Now, Tharp is on a mission to reach that “one kid” who needs to feel seen. So in 2017, he developed a character to remind his readers that it’s okay to be different. “I sat down and tried to figure out what kind of character would be nonthreatening, that they will be instantly lovable and I would be able to kind of get them … to be invested in the story,” Tharp said in an interview with The Washington Post. “I was like, ‘Kids like unicorns.’ “

According to The Washington Post Tharp was getting ready to read his book at an elementary school (Buckeye Valley Local School District, north of Columbus) when he got a call from the principal stopping him in his tracks.

The principal saying higher-ups didn’t want him reading the book.

“I just straight up asked him, ‘Does somebody think I made a gay book?’ ” Tharp said. “And he said, ‘Yes. … The concern is that you’re coming with an agenda to recruit kids to become gay.’ “I was just shocked — and all from one parent,” said Tharp, who had been up until 3:00 a.m. that day signing the books. “I never ran into an issue like this. … I never in a million years thought I’d have to defend this book.”

The Post followed up with the school, and the school didn’t comment, except to say that one parent had complained. Sou apparently the assistant principal of an elementary school in Mississippi who read the children’s book ‘I Need a New Butt!’ to second-graders, was out of line too. Then he got fired.

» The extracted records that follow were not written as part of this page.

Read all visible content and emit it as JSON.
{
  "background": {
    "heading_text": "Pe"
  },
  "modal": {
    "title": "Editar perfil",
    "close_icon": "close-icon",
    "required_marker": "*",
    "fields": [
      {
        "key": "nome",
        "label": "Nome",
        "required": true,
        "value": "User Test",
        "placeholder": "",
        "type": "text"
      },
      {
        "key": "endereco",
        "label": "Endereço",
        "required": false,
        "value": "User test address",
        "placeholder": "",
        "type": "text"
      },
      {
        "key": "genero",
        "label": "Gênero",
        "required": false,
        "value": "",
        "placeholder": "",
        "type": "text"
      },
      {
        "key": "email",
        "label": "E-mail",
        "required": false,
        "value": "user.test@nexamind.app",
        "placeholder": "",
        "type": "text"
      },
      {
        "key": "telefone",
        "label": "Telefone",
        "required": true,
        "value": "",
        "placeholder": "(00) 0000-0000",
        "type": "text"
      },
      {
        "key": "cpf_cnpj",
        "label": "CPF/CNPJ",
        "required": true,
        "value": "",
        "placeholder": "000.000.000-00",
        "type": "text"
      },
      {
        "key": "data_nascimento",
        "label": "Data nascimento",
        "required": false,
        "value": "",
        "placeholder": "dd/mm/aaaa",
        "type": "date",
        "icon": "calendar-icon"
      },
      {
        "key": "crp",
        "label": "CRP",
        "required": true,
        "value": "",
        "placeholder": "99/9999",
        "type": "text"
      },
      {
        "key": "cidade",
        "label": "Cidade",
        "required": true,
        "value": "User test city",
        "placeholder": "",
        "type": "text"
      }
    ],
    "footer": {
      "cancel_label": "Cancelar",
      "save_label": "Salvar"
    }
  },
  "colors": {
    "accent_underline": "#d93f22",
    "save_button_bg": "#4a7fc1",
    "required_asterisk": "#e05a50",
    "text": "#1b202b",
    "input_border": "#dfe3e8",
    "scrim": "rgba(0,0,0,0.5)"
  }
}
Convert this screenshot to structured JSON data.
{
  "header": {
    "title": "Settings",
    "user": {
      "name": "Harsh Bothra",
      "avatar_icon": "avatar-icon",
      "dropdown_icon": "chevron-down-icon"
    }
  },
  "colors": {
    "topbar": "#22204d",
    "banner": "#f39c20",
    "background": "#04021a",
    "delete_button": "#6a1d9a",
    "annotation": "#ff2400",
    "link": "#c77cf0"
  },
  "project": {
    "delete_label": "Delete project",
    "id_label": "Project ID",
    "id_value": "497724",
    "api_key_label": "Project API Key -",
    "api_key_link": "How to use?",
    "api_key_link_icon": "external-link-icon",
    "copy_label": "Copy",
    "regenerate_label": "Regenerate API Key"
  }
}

Come on people. What is going on here? The adult-created, politically-crazed culture war has gone over the top. School libraries and curriculum books have become a target of the right-wing, who have decided that they get to monitor books for the rest of us and taste (and for that matter truth) and common sense be darned. It matters little that the far-right has gone after Disney World, and Dr. Seuss, now it’s them projecting their adult phobias on our children — who I should point out are not their children.

Near the end of last year, as the hysteria began to mount the American Library Association referred to the rate at which books are being challenged as “unprecedented.”

Tharp’s book “It’s Okay to Be a Unicorn!” follows a unicorn named Cornelius who lives with horses who say they don’t like unicorns. In the end, he tells them he’s a unicorn and everything ends happily. Remember, it’s a book for elementary school kids. He says he offered to read a different book, “It’s Okay to Smell Good!” about a skunk who lives in a stinky world but he’s a skunk who likes things that smell good. But “higher ups”  didn’t want him reading that book, either.

For the record, my twin granddaughters love “It’s OK to be a Unicorn”. They’re also into unicorns, and rainbows, and hearts and flowers, and all sorts of nice-smelling things.

When school boards start holding emergency meetings about stuff that adult brains think up and focusing that on kids — that’s projection. When teachers at schools are told, as they were at the Buckeye Valley Local School District to take down drawings of unicorns, as well as rainbows, that students made in anticipation of Tharp’s visit — that’s over the top.

What I want to know is, who’s going to tell God to stop making rainbows?

According to the interview Tharp gave with The Post, before the pandemic he was speaking to about 40,000 to 50,000 students a year. He thinks that the schools and people who objected to the book never actually read it because there is no reference to the LGBTQ community. “They are projecting their agenda [because] there is a rainbow … on the back of the book.”